Un autre écueil est celui de la lumière solaire et des variations de températures. Pendant 15 jours, la surface lunaire se transforme en paysage brûlant exposé directement au rayonnement solaire — la Lune ne possédant pas d’atmosphère protectrice — puis, les 15 jours suivants, elle est plongée dans une obscurité glaciale. Actuellement, la NASA développe un réacteur nucléaire miniature, le Kilopower, qui pourrait fournir l’énergie nécessaire aux astronautes lors des périodes sans ensoleillement.

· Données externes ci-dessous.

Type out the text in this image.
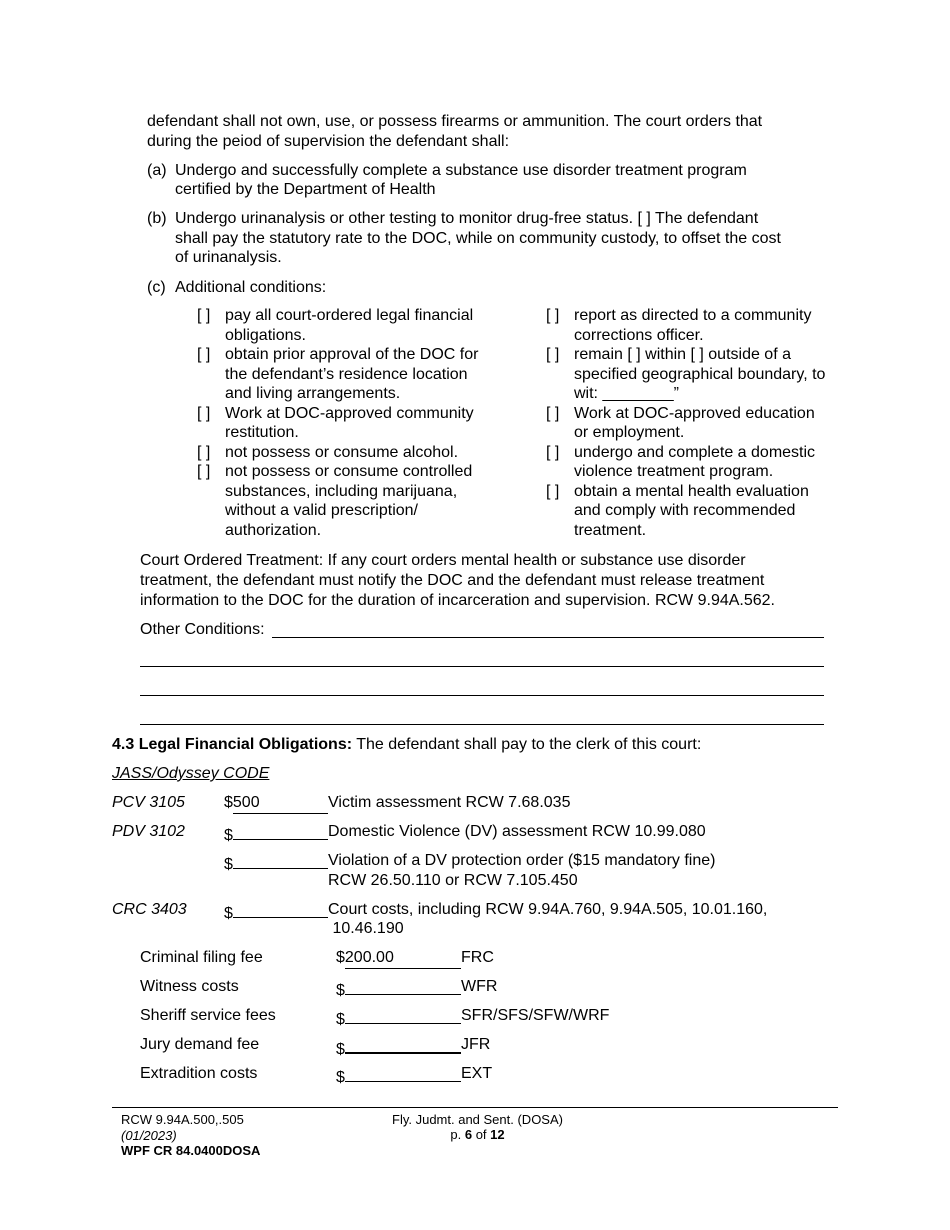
defendant shall not own, use, or possess firearms or ammunition. The court orders that
during the peiod of supervision the defendant shall:
(a) Undergo and successfully complete a substance use disorder treatment program
certified by the Department of Health
(b) Undergo urinanalysis or other testing to monitor drug-free status. [ ] The defendant
shall pay the statutory rate to the DOC, while on community custody, to offset the cost
of urinanalysis.
(c) Additional conditions:
[ ] pay all court-ordered legal financial
obligations.
[ ] obtain prior approval of the DOC for
the defendant’s residence location
and living arrangements.
[ ] Work at DOC-approved community
restitution.
[ ] not possess or consume alcohol.
[ ] not possess or consume controlled
substances, including marijuana,
without a valid prescription/
authorization.
[ ] report as directed to a community
corrections officer.
[ ] remain [ ] within [ ] outside of a
specified geographical boundary, to
wit: ________”
[ ] Work at DOC-approved education
or employment.
[ ] undergo and complete a domestic
violence treatment program.
[ ] obtain a mental health evaluation
and comply with recommended
treatment.
Court Ordered Treatment: If any court orders mental health or substance use disorder
treatment, the defendant must notify the DOC and the defendant must release treatment
information to the DOC for the duration of incarceration and supervision. RCW 9.94A.562.
Other Conditions:
4.3 Legal Financial Obligations: The defendant shall pay to the clerk of this court:
JASS/Odyssey CODE
PCV 3105 $500	Victim assessment RCW 7.68.035
PDV 3102 $	Domestic Violence (DV) assessment RCW 10.99.080
$	Violation of a DV protection order ($15 mandatory fine)
RCW 26.50.110 or RCW 7.105.450
CRC 3403 $	Court costs, including RCW 9.94A.760, 9.94A.505, 10.01.160,
10.46.190
Criminal filing fee	$200.00	FRC
Witness costs	$	WFR
Sheriff service fees	$	SFR/SFS/SFW/WRF
Jury demand fee	$	JFR
Extradition costs	$	EXT
RCW 9.94A.500,.505
(01/2023)
WPF CR 84.0400DOSA
Fly. Judmt. and Sent. (DOSA)
p. 6 of 12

« La Lune est un environnement extrêmement dangereux pour la vie. Pourtant, comme elle est proche de la Terre, il n’existe pas de meilleur lieux pour apprendre à vivre hors de la Terre » conclut Thangavelu. Pendant le programme Constellation, la NASA a développé des combinaisons et des rovers résistants au Soleil et au régolite ; de tels prototypes pourraient être repris pour les prochaines missions initiées par l’administration Trump.
Un retour possible grâce aux milliardaires de l’industrie spatiale
« Il y a cette nouvelle génération de milliardaires passionnés par l’espace, ce qui est génial » explique l’astronaute Jeffrey Hoffman. « L’innovation technologique qui a lieu depuis 10 ans dans le domaine spatial ne se serait jamais concrétisée s’il s’agissait uniquement de la NASA, de Boing ou de Lockheed. Car ces derniers n’avaient aucune motivation pour réduire les coûts ou penser différemment ».
Hoffman fait référence à la société SpaceX d’Elon Musk et à Blue Origin de Jeff Bezos. « Il n’y a pas de secrets : si nous voulons aller plus loin, notamment plus loin que la Lune, nous avons besoin de nouveaux moyens de transport ».
Le souhait de nombreux astronautes de retourner sur la Lune s’inscrit dans la vision à long terme de Bezos. Ce dernier a révélé son plan de construction d’une base lunaire en utilisant son nouveau lanceur New Glenn. « Nous allons déplacer toute l’industrie lourde hors de la Terre, pour que celle-ci puisse devenir un lieu résidentiel avec une industrie légère » explique-t-il.
Musk n’est pas en reste avec sa fusée Big Falcon qui pourrait ouvrir la voie à un voyage lunaire régulier et abordable. SpaceX pourrait même retourner sur la Lune avant la NASA et Blue Origin. Sa fusée Falcon Heavy est capable de lancer une capsule spatiale Dragon au-delà de la Lune et de revenir sur Terre.
« Mon rêve serait, qu’un jour, la Lune devienne partie intégrante de la sphère économique terrienne, tout comme les orbites terrestres basse et géostationnaire. L’espace géostationnaire fait partie de notre économie quotidienne, et je pense qu’un jour la Lune le sera aussi, c’est quelque chose pour lequel nous devons travailler » conclut Hoffman.